Towards better reproducible practice

STAT1003 – Statistical Techniques

Dr. Emi Tanaka

Australian National University

These slides are best viewed on a modern browser like Google Chrome on a desktop or laptop. Some interactive components may require some time to fully load.

Non-robust workflow

What should have been submitted:

A robust, reproducible workflow

Using a robust, reproducible workflow means:
- you avoid manual, repetitive tasks
- your results are computationally reproducible
Using a robust, reproducible workflow doesn’t mean you won’t make mistakes, but it will help you minimise mistakes.

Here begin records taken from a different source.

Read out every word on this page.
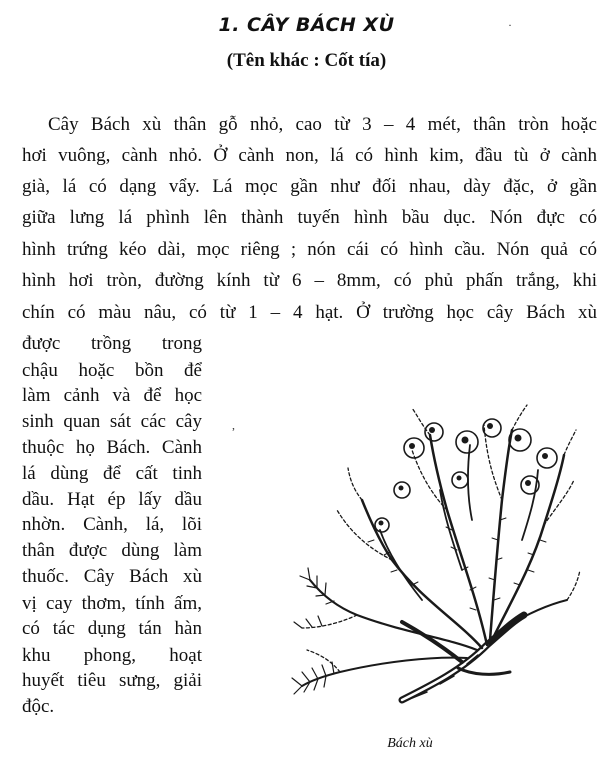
1. CÂY BÁCH XÙ
(Tên khác : Cốt tía)
Cây Bách xù thân gỗ nhỏ, cao từ 3 – 4 mét, thân tròn hoặc
hơi vuông, cành nhỏ. Ở cành non, lá có hình kim, đầu tù ở cành
già, lá có dạng vẩy. Lá mọc gần như đối nhau, dày đặc, ở gần
giữa lưng lá phình lên thành tuyến hình bầu dục. Nón đực có
hình trứng kéo dài, mọc riêng ; nón cái có hình cầu. Nón quả có
hình hơi tròn, đường kính từ 6 – 8mm, có phủ phấn trắng, khi
chín có màu nâu, có từ 1 – 4 hạt. Ở trường học cây Bách xù
được trồng trong
chậu hoặc bồn để
làm cảnh và để học
sinh quan sát các cây
thuộc họ Bách. Cành
lá dùng để cất tinh
dầu. Hạt ép lấy dầu
nhờn. Cành, lá, lõi
thân được dùng làm
thuốc. Cây Bách xù
vị cay thơm, tính ấm,
có tác dụng tán hàn
khu phong, hoạt
huyết tiêu sưng, giải
độc.
·
,
Bách xù
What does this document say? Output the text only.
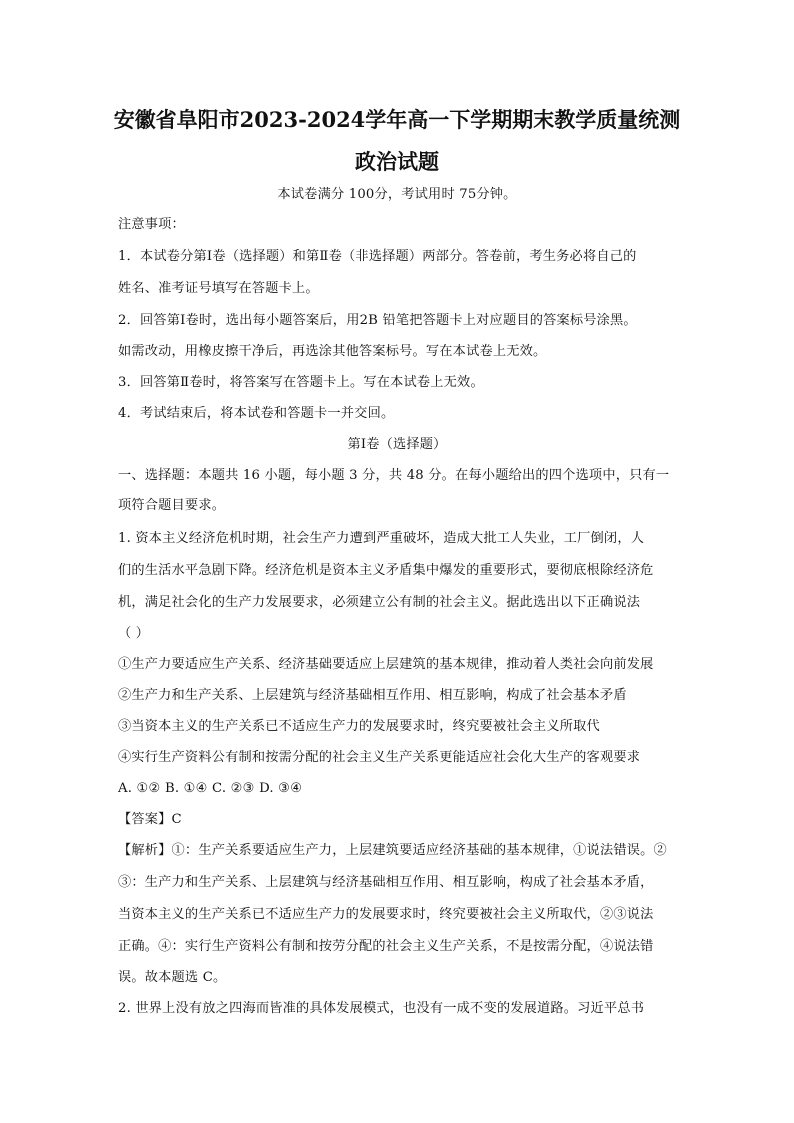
安徽省阜阳市2023-2024学年高一下学期期末教学质量统测
政治试题
本试卷满分 100分，考试用时 75分钟。
注意事项：
1．本试卷分第Ⅰ卷（选择题）和第Ⅱ卷（非选择题）两部分。答卷前，考生务必将自己的
姓名、准考证号填写在答题卡上。
2．回答第Ⅰ卷时，选出每小题答案后，用2B 铅笔把答题卡上对应题目的答案标号涂黑。
如需改动，用橡皮擦干净后，再选涂其他答案标号。写在本试卷上无效。
3．回答第Ⅱ卷时，将答案写在答题卡上。写在本试卷上无效。
4．考试结束后，将本试卷和答题卡一并交回。
第Ⅰ卷（选择题）
一、选择题：本题共 16 小题，每小题 3 分，共 48 分。在每小题给出的四个选项中，只有一
项符合题目要求。
1. 资本主义经济危机时期，社会生产力遭到严重破坏，造成大批工人失业，工厂倒闭，人
们的生活水平急剧下降。经济危机是资本主义矛盾集中爆发的重要形式，要彻底根除经济危
机，满足社会化的生产力发展要求，必须建立公有制的社会主义。据此选出以下正确说法
（ ）
①生产力要适应生产关系、经济基础要适应上层建筑的基本规律，推动着人类社会向前发展
②生产力和生产关系、上层建筑与经济基础相互作用、相互影响，构成了社会基本矛盾
③当资本主义的生产关系已不适应生产力的发展要求时，终究要被社会主义所取代
④实行生产资料公有制和按需分配的社会主义生产关系更能适应社会化大生产的客观要求
A. ①② B. ①④ C. ②③ D. ③④
【答案】C
【解析】①：生产关系要适应生产力，上层建筑要适应经济基础的基本规律，①说法错误。②
③：生产力和生产关系、上层建筑与经济基础相互作用、相互影响，构成了社会基本矛盾，
当资本主义的生产关系已不适应生产力的发展要求时，终究要被社会主义所取代，②③说法
正确。④：实行生产资料公有制和按劳分配的社会主义生产关系，不是按需分配，④说法错
误。故本题选 C。
2. 世界上没有放之四海而皆准的具体发展模式，也没有一成不变的发展道路。习近平总书
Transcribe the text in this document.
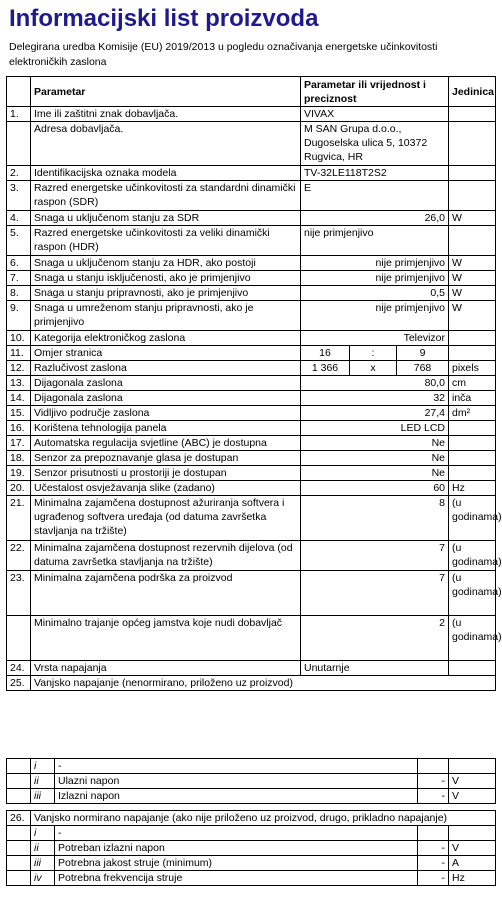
Informacijski list proizvoda
Delegirana uredba Komisije (EU) 2019/2013 u pogledu označivanja energetske učinkovitosti elektroničkih zaslona
	Parametar	Parametar ili vrijednost i preciznost			Jedinica
1.	Ime ili zaštitni znak dobavljača.	VIVAX			
	Adresa dobavljača.	M SAN Grupa d.o.o., Dugoselska ulica 5, 10372 Rugvica, HR			
2.	Identifikacijska oznaka modela	TV-32LE118T2S2			
3.	Razred energetske učinkovitosti za standardni dinamički raspon (SDR)	E			
4.	Snaga u uključenom stanju za SDR	26,0			W
5.	Razred energetske učinkovitosti za veliki dinamički raspon (HDR)	nije primjenjivo			
6.	Snaga u uključenom stanju za HDR, ako postoji	nije primjenjivo			W
7.	Snaga u stanju isključenosti, ako je primjenjivo	nije primjenjivo			W
8.	Snaga u stanju pripravnosti, ako je primjenjivo	0,5			W
9.	Snaga u umreženom stanju pripravnosti, ako je primjenjivo	nije primjenjivo			W
10.	Kategorija elektroničkog zaslona	Televizor			
11.	Omjer stranica	16	:	9	
12.	Razlučivost zaslona	1 366	x	768	pixels
13.	Dijagonala zaslona	80,0			cm
14.	Dijagonala zaslona	32			inča
15.	Vidljivo područje zaslona	27,4			dm²
16.	Korištena tehnologija panela	LED LCD			
17.	Automatska regulacija svjetline (ABC) je dostupna	Ne			
18.	Senzor za prepoznavanje glasa je dostupan	Ne			
19.	Senzor prisutnosti u prostoriji je dostupan	Ne			
20.	Učestalost osvježavanja slike (zadano)	60			Hz
21.	Minimalna zajamčena dostupnost ažuriranja softvera i ugrađenog softvera uređaja (od datuma završetka stavljanja na tržište)	8			(u godinama)
22.	Minimalna zajamčena dostupnost rezervnih dijelova (od datuma završetka stavljanja na tržište)	7			(u godinama)
23.	Minimalna zajamčena podrška za proizvod	7			(u godinama)
	Minimalno trajanje općeg jamstva koje nudi dobavljač	2			(u godinama)
24.	Vrsta napajanja	Unutarnje			
25.	Vanjsko napajanje (nenormirano, priloženo uz proizvod)				
	i	-		
	ii	Ulazni napon	-	V
	iii	Izlazni napon	-	V
26.	Vanjsko normirano napajanje (ako nije priloženo uz proizvod, drugo, prikladno napajanje)			
	i	-		
	ii	Potreban izlazni napon	-	V
	iii	Potrebna jakost struje (minimum)	-	A
	iv	Potrebna frekvencija struje	-	Hz
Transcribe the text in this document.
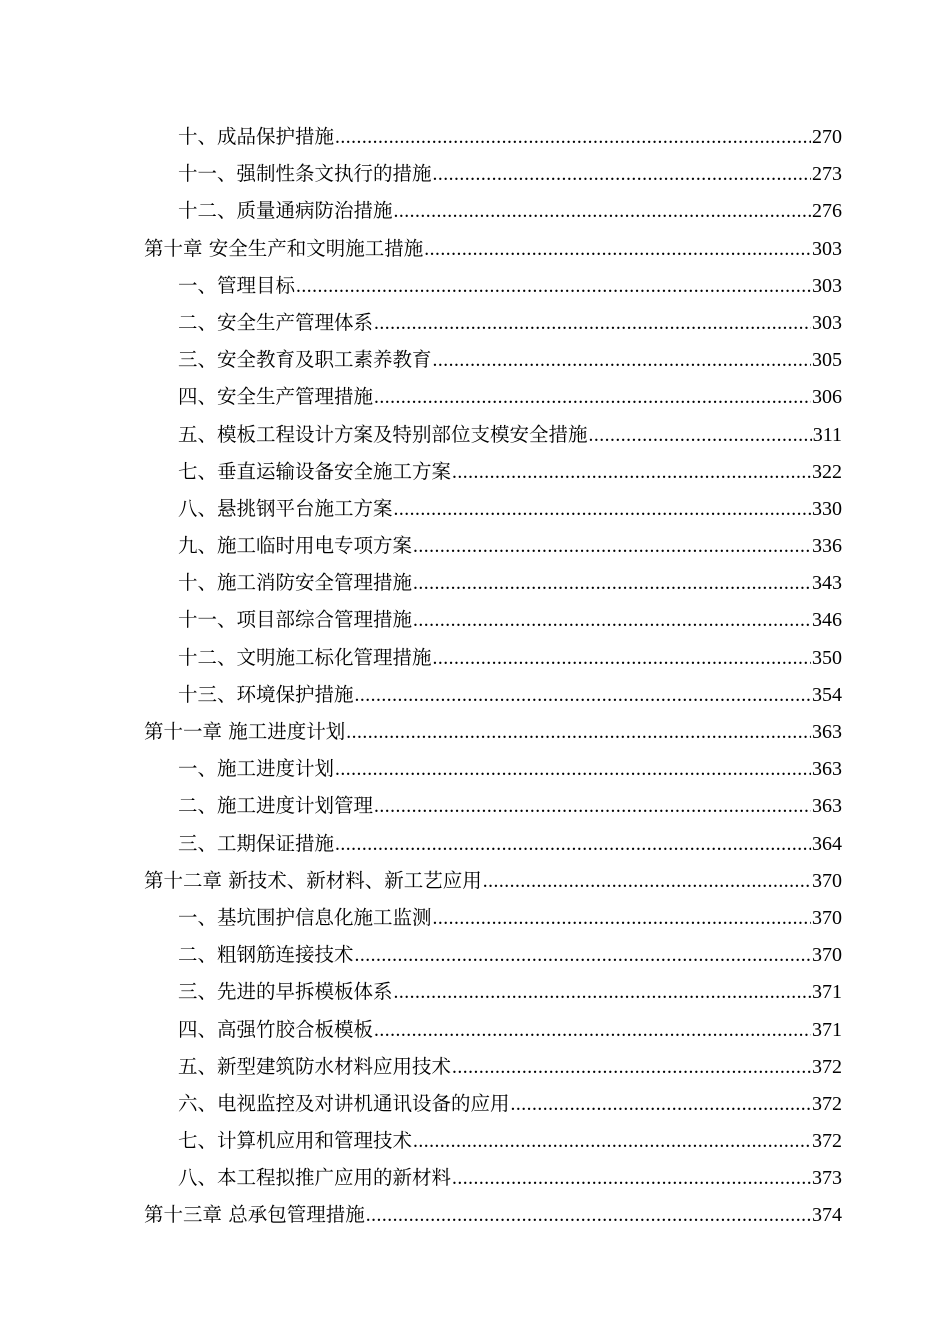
十、成品保护措施 .....	270
十一、强制性条文执行的措施 .....	273
十二、质量通病防治措施 .....	276
第十章 安全生产和文明施工措施 .....	303
一、管理目标 .....	303
二、安全生产管理体系 .....	303
三、安全教育及职工素养教育 .....	305
四、安全生产管理措施 .....	306
五、模板工程设计方案及特别部位支模安全措施 .....	311
七、垂直运输设备安全施工方案 .....	322
八、悬挑钢平台施工方案 .....	330
九、施工临时用电专项方案 .....	336
十、施工消防安全管理措施 .....	343
十一、项目部综合管理措施 .....	346
十二、文明施工标化管理措施 .....	350
十三、环境保护措施 .....	354
第十一章 施工进度计划 .....	363
一、施工进度计划 .....	363
二、施工进度计划管理 .....	363
三、工期保证措施 .....	364
第十二章 新技术、新材料、新工艺应用 .....	370
一、基坑围护信息化施工监测 .....	370
二、粗钢筋连接技术 .....	370
三、先进的早拆模板体系 .....	371
四、高强竹胶合板模板 .....	371
五、新型建筑防水材料应用技术 .....	372
六、电视监控及对讲机通讯设备的应用 .....	372
七、计算机应用和管理技术 .....	372
八、本工程拟推广应用的新材料 .....	373
第十三章 总承包管理措施 .....	374
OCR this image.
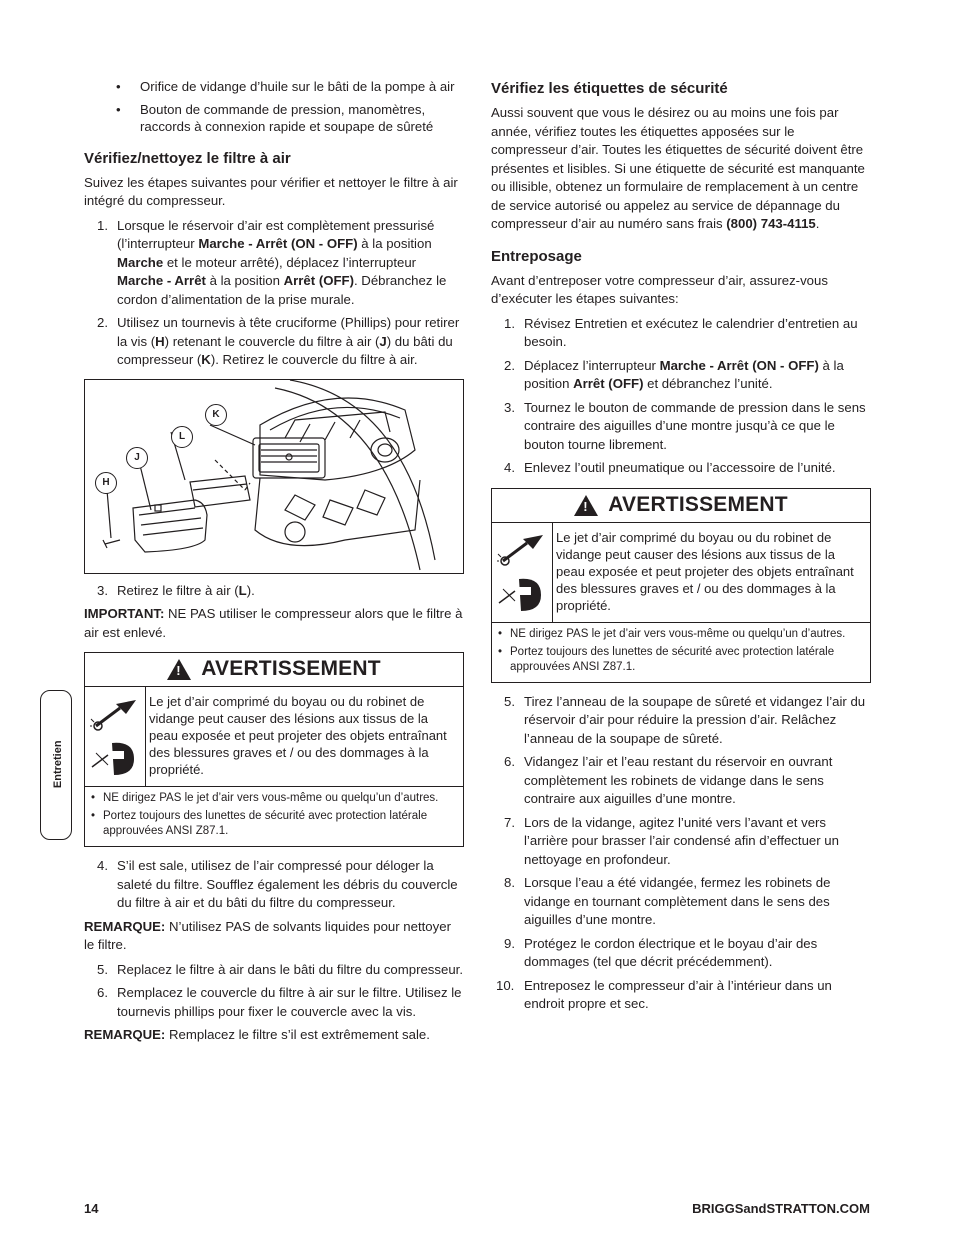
Entretien
• Orifice de vidange d’huile sur le bâti de la pompe à air
• Bouton de commande de pression, manomètres, raccords à connexion rapide et soupape de sûreté
Vérifiez/nettoyez le filtre à air

Suivez les étapes suivantes pour vérifier et nettoyer le filtre à air intégré du compresseur.

1. Lorsque le réservoir d’air est complètement pressurisé (l’interrupteur Marche - Arrêt (ON - OFF) à la position Marche et le moteur arrêté), déplacez l’interrupteur Marche - Arrêt à la position Arrêt (OFF). Débranchez le cordon d’alimentation de la prise murale.
2. Utilisez un tournevis à tête cruciforme (Phillips) pour retirer la vis (H) retenant le couvercle du filtre à air (J) du bâti du compresseur (K). Retirez le couvercle du filtre à air.
K
L
J
H
3. Retirez le filtre à air (L).

IMPORTANT: NE PAS utiliser le compresseur alors que le filtre à air est enlevé.

! AVERTISSEMENT
Le jet d’air comprimé du boyau ou du robinet de vidange peut causer des lésions aux tissus de la peau exposée et peut projeter des objets entraînant des blessures graves et / ou des dommages à la propriété.
• NE dirigez PAS le jet d’air vers vous-même ou quelqu’un d’autres.
• Portez toujours des lunettes de sécurité avec protection latérale approuvées ANSI Z87.1.
4. S’il est sale, utilisez de l’air compressé pour déloger la saleté du filtre. Soufflez également les débris du couvercle du filtre à air et du bâti du filtre du compresseur.

REMARQUE: N’utilisez PAS de solvants liquides pour nettoyer le filtre.

5. Replacez le filtre à air dans le bâti du filtre du compresseur.
6. Remplacez le couvercle du filtre à air sur le filtre. Utilisez le tournevis phillips pour fixer le couvercle avec la vis.

REMARQUE: Remplacez le filtre s’il est extrêmement sale.

Vérifiez les étiquettes de sécurité

Aussi souvent que vous le désirez ou au moins une fois par année, vérifiez toutes les étiquettes apposées sur le compresseur d’air. Toutes les étiquettes de sécurité doivent être présentes et lisibles. Si une étiquette de sécurité est manquante ou illisible, obtenez un formulaire de remplacement à un centre de service autorisé ou appelez au service de dépannage du compresseur d’air au numéro sans frais (800) 743-4115.

Entreposage

Avant d’entreposer votre compresseur d’air, assurez-vous d’exécuter les étapes suivantes:

1. Révisez Entretien et exécutez le calendrier d’entretien au besoin.
2. Déplacez l’interrupteur Marche - Arrêt (ON - OFF) à la position Arrêt (OFF) et débranchez l’unité.
3. Tournez le bouton de commande de pression dans le sens contraire des aiguilles d’une montre jusqu’à ce que le bouton tourne librement.
4. Enlevez l’outil pneumatique ou l’accessoire de l’unité.
! AVERTISSEMENT
Le jet d’air comprimé du boyau ou du robinet de vidange peut causer des lésions aux tissus de la peau exposée et peut projeter des objets entraînant des blessures graves et / ou des dommages à la propriété.
• NE dirigez PAS le jet d’air vers vous-même ou quelqu’un d’autres.
• Portez toujours des lunettes de sécurité avec protection latérale approuvées ANSI Z87.1.
5. Tirez l’anneau de la soupape de sûreté et vidangez l’air du réservoir d’air pour réduire la pression d’air. Relâchez l’anneau de la soupape de sûreté.
6. Vidangez l’air et l’eau restant du réservoir en ouvrant complètement les robinets de vidange dans le sens contraire aux aiguilles d’une montre.
7. Lors de la vidange, agitez l’unité vers l’avant et vers l’arrière pour brasser l’air condensé afin d’effectuer un nettoyage en profondeur.
8. Lorsque l’eau a été vidangée, fermez les robinets de vidange en tournant complètement dans le sens des aiguilles d’une montre.
9. Protégez le cordon électrique et le boyau d’air des dommages (tel que décrit précédemment).
10. Entreposez le compresseur d’air à l’intérieur dans un endroit propre et sec.
14	BRIGGSandSTRATTON.COM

Literate programming is a programming paradigm introduced by Donald Knuth where it emphasises writing code for humans (i.e. intertwine code with natural language explanations).

Literate programming includes documentation (detailed explanations, comments and annotations to provide context, rationale and insight into the program’s design and functionality).

Analysis framework

Tidy data

Each column is a variable.
Each row is an observation.
Each cell is a single value.

Tools

Git/GitHub for version control and collaboration
Open-source programming languages (e.g. R and Python) for coding
Quarto with markdown syntax for interoperable reproducible reports

Statistical value chain

… a statistical value chain is constructed by defining a number of meaningful intermediate data products, for which a chosen set of quality attributes are well described …

– van der Loo & de Jonge (2018)

Folder structure

A suggested folder structure for data projects:

    project-root-folder/  # Root of the project folder
    │
    ├── README.md         # README file
    │
    ├── data/             # Raw and derived data
    │   ├── data-raw/     # Read-only files
    │   ├── data-input/   # Extracted and coerced from raw data
    │   ├── data-valid/   # Edit and imputed from input data
    │   └── data-stats/   # Analysed results (R objects, .csv, etc.)
    │
    ├── analysis/         # Scripts (not functions) to run analysis
    │
    ├── figures/          # Figures (.png, .pdf, etc.)
    │
    ├── misc/             # Misc
    │
    ├── report.qmd        # Report, paper, or thesis output

Sharing your documents

via Quarto Pubs

Make sure you are logged in to your Quarto Pub account.
Then run the following command in the Terminal:

quarto publish quarto-pub /path/to/your/quarto-document.qmd

Self-contained HTML document

format:
  html:
    embed-resources: true

then you can share your output HTML file with no external dependencies

Happy writing and sharing 😊